A handful of artists contributing to the album performed at this show: Cale, Neuwirth, Langford & Timms, Chris Stamey, Los Lonely Boys, Rosie Flores, and Tremulis. The sets were kept short — two songs apiece (one Escovedo tune and one of their own). Stamey noted that the show’s organizers told him to sing the song he recorded for Por Vida and to follow it with his signature song. “But I don’t really have one I sign my checks with yet,” he deadpanned. Stamey contributed “One True Love,” a song he produced for Escovedo last year that has been available only at the www.alejandrofund.com website. Then he played “Something Came Over Me”, a gorgeous reverie he said he wrote one night after seeing the True Believers perform.

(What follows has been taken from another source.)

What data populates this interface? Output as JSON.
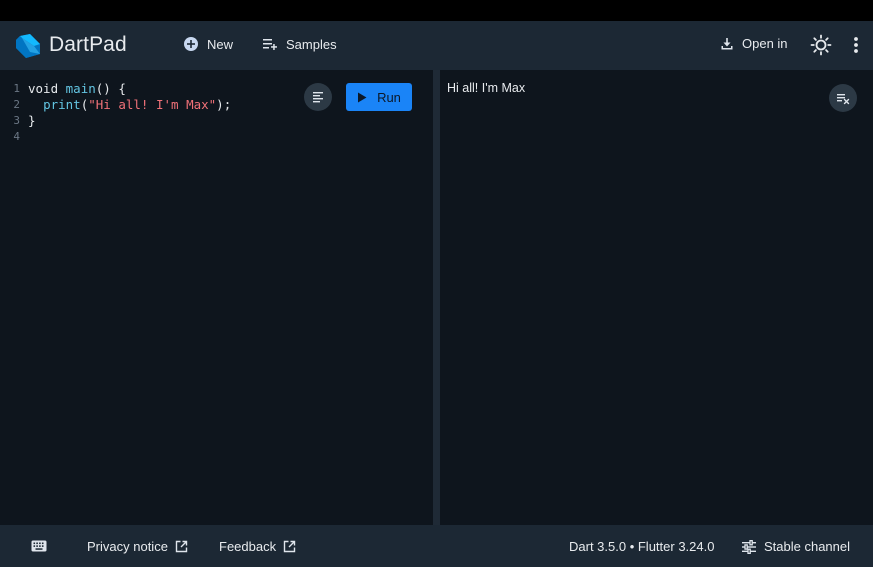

Los Lonely Boys tore into an acoustic version of Escovedo’s “Castanets” and then showed off their brotherly harmonies on a sweet, soulful rendition of their own “Heaven”. Rosie Flores, the only performer detail-oriented enough to make sure her nail polish matched the hue of her blue guitar, sang her own whimsical western swing tune “Aromatherapy Cowgirl”, then changed gears with an impassioned reading of “Inside This Dance”, which she had sung on the soundtrack album for the theater project By The Hand Of The Father.

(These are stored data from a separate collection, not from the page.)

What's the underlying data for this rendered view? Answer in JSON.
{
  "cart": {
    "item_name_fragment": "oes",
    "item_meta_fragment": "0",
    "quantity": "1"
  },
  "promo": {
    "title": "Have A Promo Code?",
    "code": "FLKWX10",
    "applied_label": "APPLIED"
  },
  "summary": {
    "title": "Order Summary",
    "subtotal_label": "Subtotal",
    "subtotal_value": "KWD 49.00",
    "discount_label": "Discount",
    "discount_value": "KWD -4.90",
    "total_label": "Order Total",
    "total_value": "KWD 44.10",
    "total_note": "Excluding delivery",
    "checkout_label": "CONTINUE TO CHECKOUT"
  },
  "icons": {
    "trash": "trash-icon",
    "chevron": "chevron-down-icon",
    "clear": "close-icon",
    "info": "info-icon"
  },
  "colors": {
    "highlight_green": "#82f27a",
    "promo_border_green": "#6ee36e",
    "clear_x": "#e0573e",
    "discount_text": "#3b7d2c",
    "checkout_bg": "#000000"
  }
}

Langford & Timms forewent their original and sang two Escovedo tunes, first a quirky version of “Broken Bottle” that featured a thumb piano, and then “Sad & Dreamy”, which Langford called his favorite Escovedo song “because he got a bunch of kids to write it for him.” (The song was written with an elementary school class as part of a visit by Escovedo and fellow Austin songwriter Michael Fracasso.)
Neuwirth noted it was appropriate that this show was taking place at Las Manitas, because By The Hand Of The Father “was gestated in this room and first performed in this room,” referring to workshop performances of the piece held at previous SXSW festivals. Backed by Cale on piano, Neuwirth brought the room to a hush as he quietly sang Escovedo’s “Rosalie”, his ragged voice perfectly capturing the longing and world-weariness of the song’s protagonist. Stunning as that performance was, he then topped it with his own “The Call,” a long, winding memoir that he dedicated to Kris Kristofferson, who was in the audience and nodded in appreciation.
Cale returned for a dark-hued, meditative take on “She Doesn’t Live Here Anymore” and one of his own songs, but not before Tremulis summed up all the performers’ feelings by saying of Escovedo, “Some things are a blessing in disguise. A guy who’s spent 30 years on the road gets to take a little break for a while.”
A little break, yes. But hopefully one that is only temporary.